Following the meeting, the organizer translates the notes into a wiki doc and makes tickets for each action item. The attendees assign owners to the tickets and the wiki is shared so that everyone in the company can benefit from the lessons learned.
A problem that led to an innovation
The production environment is unforgiving when errors are made, requiring people to be more mindful when making changes. Our main concern after the accidental deployment was that it was too easy to deploy code to that environment without checks or safeguards. Also, as we grow, we’ll have more build plans and more chances of something like this happening again.
Our timeline and the 5 Whys discussion revealed three key problems:
- Our system didn’t notify people of what was being deployed to which environment
- There were no safeguards to keep people from deploying to the wrong environment
- There was no traceability of what had been deployed where
The discussion went back and forth.
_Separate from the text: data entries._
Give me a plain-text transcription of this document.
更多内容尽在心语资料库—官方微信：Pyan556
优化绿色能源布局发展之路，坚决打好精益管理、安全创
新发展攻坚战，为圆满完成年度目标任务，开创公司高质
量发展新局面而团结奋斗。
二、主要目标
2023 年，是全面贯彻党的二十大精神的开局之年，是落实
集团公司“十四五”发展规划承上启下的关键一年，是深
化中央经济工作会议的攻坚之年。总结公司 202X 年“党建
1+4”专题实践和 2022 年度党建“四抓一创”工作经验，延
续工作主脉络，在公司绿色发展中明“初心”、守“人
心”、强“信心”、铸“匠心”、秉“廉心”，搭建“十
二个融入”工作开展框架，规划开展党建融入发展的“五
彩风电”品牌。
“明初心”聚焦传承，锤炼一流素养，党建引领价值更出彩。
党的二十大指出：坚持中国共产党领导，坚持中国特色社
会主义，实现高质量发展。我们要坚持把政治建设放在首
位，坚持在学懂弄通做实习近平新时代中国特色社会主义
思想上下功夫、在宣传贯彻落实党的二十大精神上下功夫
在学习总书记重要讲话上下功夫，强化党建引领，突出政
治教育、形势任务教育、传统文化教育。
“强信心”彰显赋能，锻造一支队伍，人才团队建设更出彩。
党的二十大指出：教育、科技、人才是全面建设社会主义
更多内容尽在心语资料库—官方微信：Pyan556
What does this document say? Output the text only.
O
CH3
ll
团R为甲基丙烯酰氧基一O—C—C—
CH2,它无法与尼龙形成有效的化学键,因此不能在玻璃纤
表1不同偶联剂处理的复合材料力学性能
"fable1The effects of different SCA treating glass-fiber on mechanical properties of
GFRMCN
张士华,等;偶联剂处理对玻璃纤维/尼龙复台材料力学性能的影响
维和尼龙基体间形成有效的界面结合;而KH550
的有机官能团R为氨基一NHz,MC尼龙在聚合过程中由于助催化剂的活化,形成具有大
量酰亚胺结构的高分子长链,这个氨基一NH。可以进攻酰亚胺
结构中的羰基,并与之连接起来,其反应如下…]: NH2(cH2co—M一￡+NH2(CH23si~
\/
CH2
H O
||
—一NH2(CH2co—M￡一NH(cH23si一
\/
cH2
At first, people suggested individual solutions for each problem. For example, for notifications, we thought about sending messages through Slack to notify people when deploys were made. As for safeguard, we considered pair programming on every deploy. We then realized that we already have a system in place that ticks all these boxes: our peer review process. We designed a new process called “Deploy by Code”.
It consists of a list of folders for each environment. Inside each folder there’s a file for each application. Some path examples:
In each file, the first sequence of non-space characters is the commit hash to be deployed. Everything else is ignored.
Those deploy files are under version control and the process works like this:
- The next commit to be deployed is prepended to a deploy file and the change is submitted for peer review
- The reviewer validates the changes and approves the deploy
- The commit is merged, triggering an automatic deploy. The environment and application are inferred from the path; the commit, from the file.
Only the first sequence of characters in the file is actually used for the deployment, so it can be followed by additional comments. As deploys are made, the resulting file contains the history of deployed commit hashes, for example:
* Deploy alarms X, Y and Z
* Deploy changes to endpoint
* Updating library XYZ
This solution reduced the likelihood of mistakes and gave us:
- A broadcast system where people or teams are notified whenever there are changes to those files
- Confirmation through peer review for deployments
- Traceability of deploys
One downside of the current implementation is that it doesn’t track deployment dependencies. If two applications need to be deployed at the same time, it’s up to the engineer to submit a Pull Request modifying both deploy files in the same deploy commit. Also, people spend a bit more time preparing the deployments, but going through the extra step of peer review makes them more mindful of what they are doing.
Additionally, we implemented new automation incrementally: one example is adding a blocking reviewer specifically for production deploy commits, which adds an extra level of awareness at little cost. The developer acknowledges that the action is intended with a single click to proceed.
Once we recognize that we are humans and make mistakes, we can create a safe space for discussion and reflection, that leads to meaningful improvements. The eventful day of the accidental deploy opened the opportunity to revisit and revamp our deploy process. We haven’t had a post-mortem on accidental deploys since then.